In a bit of a departure from the usual routine, today I am going to talk about everyone's favorite stock, that market darling, recently fallen from grace. Apple (AAPL) and its related index, the Nasdaq-100, have taken a pretty serious hit over recent sessions, after scoring multi-year highs just a few weeks ago.
Of course, the Nasdaq-100 was trading much higher, near 4800, at the top of the dot-com bubble in early 2000. But even at current levels below 2700, it has been among the strongest of indices. On Sept. 21, it scored an 11-year high at 2878. From there it has taken quite a spill, bottoming last month (Nov. 16) at 2494. That's a drop of 13.3% from the highs. Of course, you don't have to look much further than Apple to see the reason for the sharp selloff. So let's start there, with Apple, which accounts for about 20% of the value of the index.
As you know, Apple is under pressure for a bunch of fundamental reasons that you've no doubt heard about, so I won't go into them here. What I will note is that the stock is also getting lots of negative press for some technical reasons, none of which really sound too serious to me.
First, there is the dreaded "death cross," which appears to be pretty much a foregone conclusion. This, of course, occurs when the downtrending 50-day moving average crosses through the uptrending 200-day moving average. That's apparently going to happen tomorrow or the next day at the $601 level, and it really doesn't matter much what the stock does -- I mean, unless it jumps up about 100 points in the next couple of days.
But my point is, so what? How many times have we seen death crosses amount to nothing in the S&P 500 or Dow? About as often as they amount to something. So who cares? I don't. In fact, because the stock has been so strong over recent years, there aren't many instances of death crosses occurring in Apple. But apparently the one that occurred in 2006 marked a great buying opportunity for the rally into the 2008 top.

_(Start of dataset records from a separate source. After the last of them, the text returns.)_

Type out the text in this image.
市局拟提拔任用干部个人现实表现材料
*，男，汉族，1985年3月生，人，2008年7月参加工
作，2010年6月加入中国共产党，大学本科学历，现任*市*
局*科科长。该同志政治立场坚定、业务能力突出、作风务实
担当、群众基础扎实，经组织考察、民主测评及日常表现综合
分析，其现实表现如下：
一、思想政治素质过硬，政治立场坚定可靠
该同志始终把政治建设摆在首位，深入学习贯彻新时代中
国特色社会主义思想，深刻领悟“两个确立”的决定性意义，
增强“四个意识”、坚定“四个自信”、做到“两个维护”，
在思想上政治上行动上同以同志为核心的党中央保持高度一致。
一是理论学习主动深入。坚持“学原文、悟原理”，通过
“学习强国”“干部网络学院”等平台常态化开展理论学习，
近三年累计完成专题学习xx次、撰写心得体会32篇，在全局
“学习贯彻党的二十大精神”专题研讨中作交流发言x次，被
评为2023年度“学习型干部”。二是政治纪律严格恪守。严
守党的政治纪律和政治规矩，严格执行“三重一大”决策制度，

Then there was a death cross in 2008 that did amount to something. But so what? Everything dropped from the late 2007 early 2008 highs. OK, so there's that -- the dreaded death cross. It probably marks a buying opportunity, since everyone is fretting about it.
Then there is the developing head-and-shoulders topping pattern. Ooh! Now, granted, this one could amount to something nasty on the downside, but if the recent lows hold at $506, it probably won't.

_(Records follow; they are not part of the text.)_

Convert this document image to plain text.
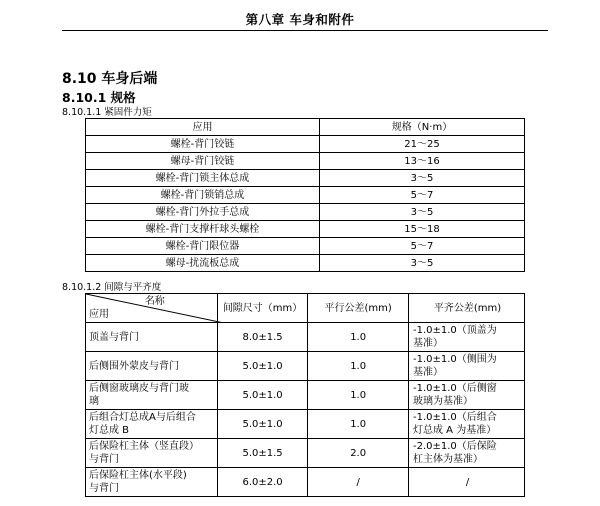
第八章 车身和附件
8.10 车身后端
8.10.1 规格
8.10.1.1 紧固件力矩
应用	规格（N·m）
螺栓-背门铰链	21～25
螺母-背门铰链	13～16
螺栓-背门锁主体总成	3～5
螺栓-背门锁销总成	5～7
螺栓-背门外拉手总成	3～5
螺栓-背门支撑杆球头螺栓	15～18
螺栓-背门限位器	5～7
螺母-扰流板总成	3～5
8.10.1.2 间隙与平齐度
名称
应用	间隙尺寸（mm）	平行公差(mm)	平齐公差(mm)

顶盖与背门	8.0±1.5	1.0	-1.0±1.0（顶盖为
基准）

后侧围外蒙皮与背门	5.0±1.0	1.0	-1.0±1.0（侧围为
基准）

后侧窗玻璃皮与背门玻
璃	5.0±1.0	1.0	-1.0±1.0（后侧窗
玻璃为基准）

后组合灯总成A与后组合
灯总成 B	5.0±1.0	1.0	-1.0±1.0（后组合
灯总成 A 为基准）

后保险杠主体（竖直段）
与背门	5.0±1.5	2.0	-2.0±1.0（后保险
杠主体为基准）

后保险杠主体(水平段)
与背门	6.0±2.0	/	/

More important, from my perspective, is what happened today, at least as of 3 p.m. Eastern as I am writing this column. The stock sold off to the $518.63 level this morning, and that was enough of a drop to fill the big Nov. 19 gap at the 527.68 level, but, at the same time, the stock held above the Nov. 16 lows. From the morning lows, the stock has now rebounded 35 points back up above $553. So does that mean that we're out of the woods? Not really, but it suggests that there are still trading opportunities in both directions, and for now, though I am well hedged, I am willing to write the distant February puts into weakness.
A similar pattern is seen in the Nasdaq-100, which I highlighted on Tuesday as signaling a near-term top in the market. Bigger picture, there is also this developing head-and-shoulders pattern which could point lower, but it's still too soon to tell. Here, what is noteworthy is how much this looks like Apple. And why not, since it's 20% Apple?
But in the short term here as well, I like what I am seeing. Granted, I would have preferred a pullback to the Nov. 23 gap at 2600 as the spot to buy, but in fact, I bought back my positions yesterday morning at the 2629 level after selling them last Thursday when the Nasdaq-100 filled its Nov. 7 gap at 2681. So I won't complain. If the Nasdaq-100 fills that gap at 2600, I will add to my mutual fund positions and probably write some more of the PowerShares QQQ (QQQ) puts.